Heln Clark is among 63 MPs expected to vote against an amendment put up by National MP Chester Borrows that would change Green MP Sue Bradford's bill and allow light smacking.
Ms Bradford's bill removes the defence of "reasonable force" for the "correction" of children.
It is in response to people using the defence to escape conviction for beating their children with riding crops, pieces of wood and other implements.
Opponents say the legislation would technically ban smacking and have dubbed it the "anti-smacking bill".
But the National Party today circulated a transcript of Miss Clark, speaking before the last election, saying she did not support a smacking ban.
Opponents have seized on the comments, accusing her of a U-turn.
In the 2005 exchange, on Radio Rhema, one of the bill's most ardent opponents, Family First spokesman Bob McCroskie, asked Helen Clark if she wanted to see smacking banned.
The Prime Minister replied: "Absolutely not. Well, I think you're trying to defy human nature".
But today she said her stance had not changed.
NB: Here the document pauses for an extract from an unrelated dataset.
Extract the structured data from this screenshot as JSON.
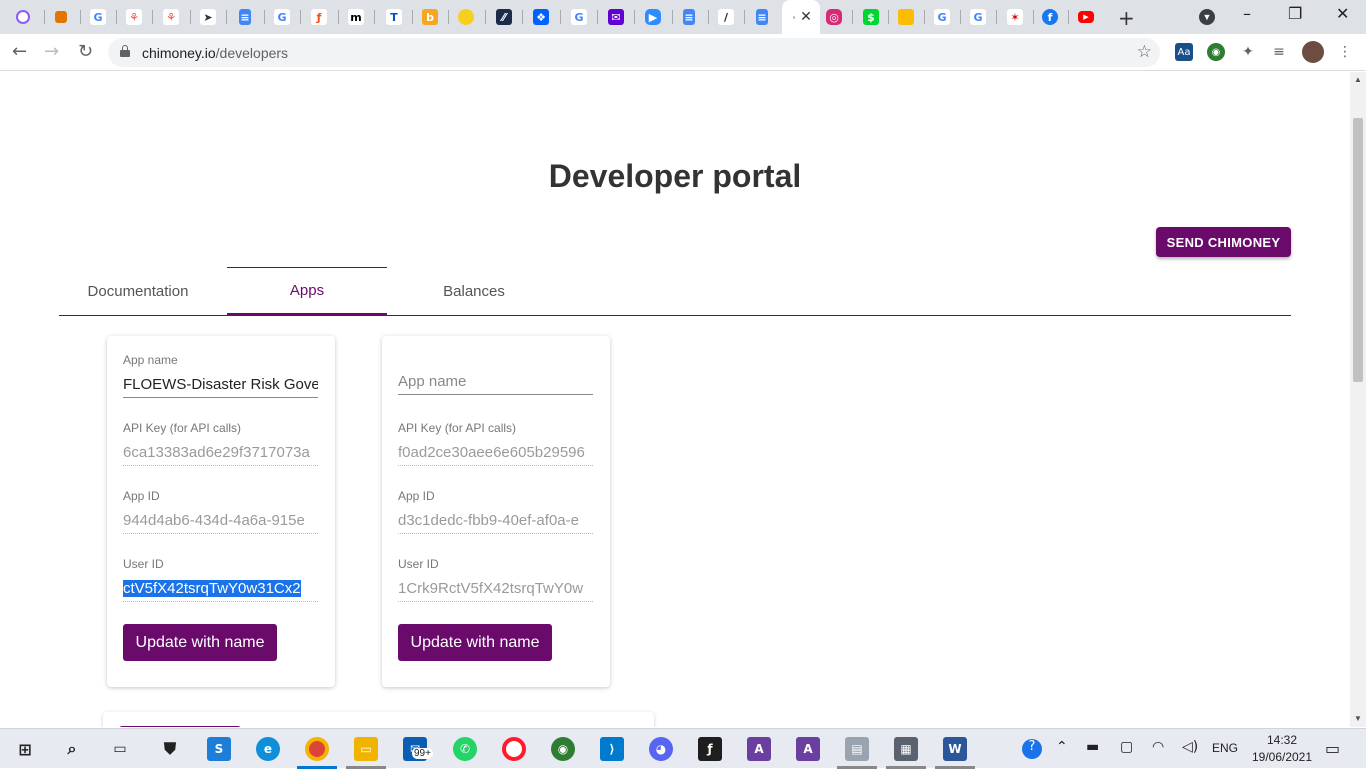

She still did not support a smacking ban and did not believe that was what Ms Bradford's bill would achieve.
She said smacking was already illegal, as was all hitting.
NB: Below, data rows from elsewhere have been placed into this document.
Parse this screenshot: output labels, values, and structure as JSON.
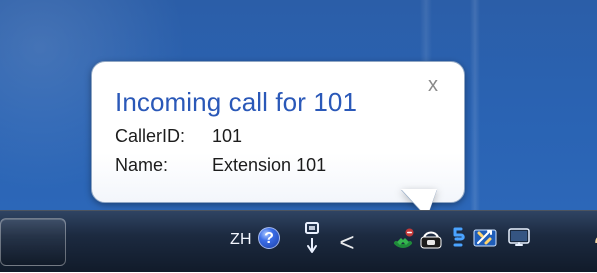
{
  "tray": {
    "language": "ZH",
    "help_symbol": "?",
    "overflow_symbol": "<",
    "right_edge_symbol": "♟"
  },
  "notification": {
    "title": "Incoming call for 101",
    "close_symbol": "x",
    "caller_id_label": "CallerID:",
    "caller_id_value": "101",
    "name_label": "Name:",
    "name_value": "Extension 101"
  },
  "colors": {
    "notification_title": "#2a58b8"
  },
  "icons": {
    "help": "help-icon",
    "overflow": "chevron-left-icon",
    "green_phone": "phone-green-icon",
    "handset": "phone-handset-icon",
    "sync": "sync-icon",
    "tools": "tools-icon",
    "monitor": "monitor-icon"
  }
}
But parents were currently able to defend assault charges under the statutory defence of "reasonable force".
Ms Bradford's bill would remove that defence for the purpose of correction, meaning people could no longer beat children with riding crops and other implements and get away with it.
Ms Bradford's bill did not explicitly ban smacking, she told reporters.
"This is not a bill which outlaws smacking.
"The Act now, the law now, says it is a crime to hit anybody, but the reality is our police are sensible people.
"They do not trot a harassed mother in a supermarket off to court. They will not under Sue Bradford's change. What they will be able to do is successfully prosecute people who beat children."
Ms Bradford also told reporters the bill did not explicitly ban smacking and did not make it a specific offence.
Hitting anyone was already an offence.
However, police did not prosecute parents for smacking children under the current framework and she did not think that would change even though she acknowledged a legal defence would have been removed.
Ms Bradford said she was confident she still had the numbers to pass the bill, despite opponents successfully delaying its passage last night.
Opponents mustered enough speakers to prolong the committee stage debate until Parliament adjourned at 10pm without Mr Borrows' amendment being put to the vote.
Ms Bradford has enough votes to defeat the amendment but National MPs now have several weeks to try to turn that around.
The amendment is likely to be put to the vote in two weeks' time, but it will not come up for its final third reading until after the Easter recess.
MPs against the bill dominated the debating chamber last night, condemning the legislation as "home invasion by the State" and saying it has the potential to create huge problems for the police and welfare authorities.
MPs said they had conducted surveys in their electorates, which had shown up to 85 per cent of their constituents did not want the bill to become law.